Planned summit on DADT will highlight experiences of other nations that allow military service by open gays and lesbians

From Senate Armed Services Committee Chairman Carl Levin (D-Mich.) to moderate Republican Sen. Susan Collins (Maine), many substantial questions raised at last week’s hearing regarding the future of the military’s ”Don’t Ask, Don’t Tell” policy related to the experience of other nations that have ended their bans on openly gay and lesbian soldiers. The Palm Center is taking action to answer those questions, announcing a spring summit in Washington, D.C., to bring together military and civilian experts who have knowledge of those nations’ experiences.

Christopher Neff, a spokesman for the Palm Center, said on Monday, ”Our goal was to get people who had direct knowledge and expertise” about implementing an end to bans on openly gay service and running military operations without such bans.
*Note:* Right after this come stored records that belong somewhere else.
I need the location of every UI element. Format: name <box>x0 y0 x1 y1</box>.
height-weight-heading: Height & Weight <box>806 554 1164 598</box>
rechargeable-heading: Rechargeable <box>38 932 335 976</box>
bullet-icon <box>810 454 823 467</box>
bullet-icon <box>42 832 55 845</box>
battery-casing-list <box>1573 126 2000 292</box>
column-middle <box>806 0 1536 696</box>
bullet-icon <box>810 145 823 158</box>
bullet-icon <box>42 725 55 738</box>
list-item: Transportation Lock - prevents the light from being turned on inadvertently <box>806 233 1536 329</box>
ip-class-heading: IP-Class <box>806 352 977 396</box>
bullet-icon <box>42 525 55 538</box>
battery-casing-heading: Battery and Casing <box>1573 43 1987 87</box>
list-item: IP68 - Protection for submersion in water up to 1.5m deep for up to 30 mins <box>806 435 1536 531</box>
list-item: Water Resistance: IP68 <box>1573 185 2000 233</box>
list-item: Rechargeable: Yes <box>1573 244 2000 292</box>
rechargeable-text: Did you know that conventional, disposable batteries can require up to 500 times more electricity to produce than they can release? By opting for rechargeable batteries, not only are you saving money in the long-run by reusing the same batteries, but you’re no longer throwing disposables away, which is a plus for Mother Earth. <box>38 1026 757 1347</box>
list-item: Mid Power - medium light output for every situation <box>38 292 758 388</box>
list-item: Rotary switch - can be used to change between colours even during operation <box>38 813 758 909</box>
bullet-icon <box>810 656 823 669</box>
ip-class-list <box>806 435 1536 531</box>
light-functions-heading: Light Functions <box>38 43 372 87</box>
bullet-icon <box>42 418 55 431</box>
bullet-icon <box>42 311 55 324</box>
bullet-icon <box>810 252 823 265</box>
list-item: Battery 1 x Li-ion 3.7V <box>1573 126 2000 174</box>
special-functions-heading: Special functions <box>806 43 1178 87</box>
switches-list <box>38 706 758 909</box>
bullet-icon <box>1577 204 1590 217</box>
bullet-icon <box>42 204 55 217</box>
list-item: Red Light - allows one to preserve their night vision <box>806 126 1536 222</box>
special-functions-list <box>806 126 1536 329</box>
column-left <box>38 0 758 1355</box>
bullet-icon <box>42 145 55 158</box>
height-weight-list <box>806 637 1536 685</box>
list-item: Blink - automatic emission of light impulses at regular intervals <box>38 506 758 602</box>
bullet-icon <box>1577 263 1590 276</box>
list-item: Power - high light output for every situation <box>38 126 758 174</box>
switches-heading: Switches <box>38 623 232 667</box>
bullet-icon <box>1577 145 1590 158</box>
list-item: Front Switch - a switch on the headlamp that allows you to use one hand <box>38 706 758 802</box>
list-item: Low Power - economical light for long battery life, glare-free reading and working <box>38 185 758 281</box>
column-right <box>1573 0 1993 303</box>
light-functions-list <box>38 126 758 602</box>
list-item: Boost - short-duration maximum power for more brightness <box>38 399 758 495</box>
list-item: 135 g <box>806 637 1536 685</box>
The center already has confirmed the participation of British and Israeli experts, two countries that allow openly gay or lesbian service. The summit is to be held in the weeks before Memorial Day, depending on the schedules of attendees.

Dr. Aaron Belkin, director of the Palm Center, said in a statement, ”As military and political leaders anticipate the end of ‘don’t ask, don’t tell,’ the lessons from the twenty-five foreign forces that allow open gay service are instructive.”

Neff said a two-tiered approach is being taken as the center considers which experts are being asked to attend. ”It’s important to have senior military leaders,” he said, ”but it’s also important to have the people who, on a day to basis, can answer the questions that people have.”

For example, Neff said, a British veteran who helped with the implementation of the end of their nation’s ban on gay service will be attending, as will a person who has worked with the Behavioral Science Department of the Israeli Defense Force.

Neff said that members of the Pentagon working group charged with examining the implementation of a repeal of ”Don’t Ask, Don’t Tell” will be invited to the summit, as will congressional leaders. Depending on interest, Neff said that a closed-door congressional briefing might be held so that members can ”ask questions without restraint.”

The Palm Center has called for a quick end to the ”Don’t Ask, Don’t Tell” policy and has criticized the timeline for the working group announced by Secretary of Defense Robert Gates at last week’s congressional hearing. The working group, Gates said, is to report its findings about repeal implementation by the end of this year.

The Palm Center’s Neff said of the summit’s timing, ”Two months is about as fast as you can put together something to put forward to members of Congress.” He cited the difficulty of the Palm Center’s efforts – as a non-governmental organization – in ”reaching out to foreign governments and foreign militaries” as leading to the lag between this past week’s congressional hearing and the center’s planned summit.

But, Neff added, ”If the government’s pace picked up, we would certainly pick up our pace.”

The Palm Center, a research institute at the University of California, Santa Barbara, also announced plans to release ”a new, 150-page study on the status of gays and lesbians in foreign military forces around the world” in the coming days.